On Mon, Aug 5, 2024 at 5:01 PM Tom Lane <tgl@sss.pgh.pa.us> wrote:

Dominique Devienne <ddevienne@gmail.com> writes:

The reason I find the restriction damaging is that `FROM t1, t2 WHERE
t1.c1 = t2.c2`
is the "old" way to write joins, versus the "newer" `FROM t1 JOIN t2
ON t1.c1 = t2.c2`
which IMHO better separates "filtering" from "joining" columns. FWIW.

But the whole point of that syntax is to be explicit about which
tables the ON clause(s) can draw from. If we had a more complex
FROM clause, with say three or four JOINs involved, which part of
that would you argue the UPDATE target table should be implicitly
inserted into?

Wherever an update-target-column was referenced in an ON clause.
Like SQLite used to support.
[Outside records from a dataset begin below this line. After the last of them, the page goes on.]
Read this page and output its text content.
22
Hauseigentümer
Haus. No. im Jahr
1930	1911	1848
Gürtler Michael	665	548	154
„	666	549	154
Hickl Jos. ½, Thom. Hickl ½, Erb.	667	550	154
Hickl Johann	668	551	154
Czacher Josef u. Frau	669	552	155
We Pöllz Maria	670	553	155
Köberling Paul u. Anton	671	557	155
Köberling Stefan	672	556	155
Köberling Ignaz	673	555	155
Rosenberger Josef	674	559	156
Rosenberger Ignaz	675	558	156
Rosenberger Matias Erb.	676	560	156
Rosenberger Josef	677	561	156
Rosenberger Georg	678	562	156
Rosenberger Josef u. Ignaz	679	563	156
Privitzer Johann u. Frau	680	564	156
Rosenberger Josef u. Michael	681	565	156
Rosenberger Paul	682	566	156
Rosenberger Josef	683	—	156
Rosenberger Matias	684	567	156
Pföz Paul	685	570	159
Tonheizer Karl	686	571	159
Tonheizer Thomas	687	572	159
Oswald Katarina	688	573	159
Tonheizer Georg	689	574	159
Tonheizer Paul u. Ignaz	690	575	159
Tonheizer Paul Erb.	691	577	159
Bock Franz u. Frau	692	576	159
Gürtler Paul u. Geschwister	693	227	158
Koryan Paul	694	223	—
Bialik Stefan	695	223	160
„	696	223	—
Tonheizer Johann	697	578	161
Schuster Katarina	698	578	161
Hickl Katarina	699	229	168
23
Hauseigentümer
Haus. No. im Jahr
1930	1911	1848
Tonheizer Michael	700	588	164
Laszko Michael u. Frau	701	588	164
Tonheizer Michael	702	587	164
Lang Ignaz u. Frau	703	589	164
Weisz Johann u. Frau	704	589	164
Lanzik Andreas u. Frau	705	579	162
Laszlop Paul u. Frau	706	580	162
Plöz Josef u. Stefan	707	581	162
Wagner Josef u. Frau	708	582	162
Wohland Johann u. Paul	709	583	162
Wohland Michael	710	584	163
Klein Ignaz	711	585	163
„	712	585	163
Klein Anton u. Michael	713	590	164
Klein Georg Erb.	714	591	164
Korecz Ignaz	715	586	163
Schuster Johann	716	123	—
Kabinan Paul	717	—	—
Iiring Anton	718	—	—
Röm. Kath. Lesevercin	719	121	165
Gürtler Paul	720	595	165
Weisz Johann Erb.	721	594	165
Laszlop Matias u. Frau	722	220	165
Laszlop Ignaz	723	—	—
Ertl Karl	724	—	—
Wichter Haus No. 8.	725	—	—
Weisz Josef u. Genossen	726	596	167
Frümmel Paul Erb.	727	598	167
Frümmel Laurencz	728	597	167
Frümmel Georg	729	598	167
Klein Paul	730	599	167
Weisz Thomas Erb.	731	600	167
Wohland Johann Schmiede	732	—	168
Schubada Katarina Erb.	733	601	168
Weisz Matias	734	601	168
I.e. possibly multiple times even, I guess.
Yes that does imply the update-target table in not explicitly named
in the FROM clause, specifically in the UPDATE-FROM case.

Personally I don't find that "offensive", it's explicitly part of an UPDATE.

The only thing that would be non-ambiguous would
be to require the target table to be explicitly named in FROM
(and not treat that as a self-join, but as the sole scan of the
target table). Some other RDBMSes do it like that, but it seems
like too much of a compatibility break for us.

The (old for now) SQLite way would be lifting a restriction,
so that wouldn't be a backward incompatible change IMHO

Sadly, the SQL spec doesn't provide for a FROM clause in UPDATE,
so they offer no guidance.

And that's precisely why SQLite and PostgreSQL agreeing on a precedent
would be nice.

But I doubt we are going to change
this unless the standard defines it and does so in a way that
doesn't match what we're doing.

OK. Fair enough. I'm just expressing a personal opinion above.
Which the SQLite Forum OP also supports I'd guess. FWIW.

Thanks for your input Tom. --DD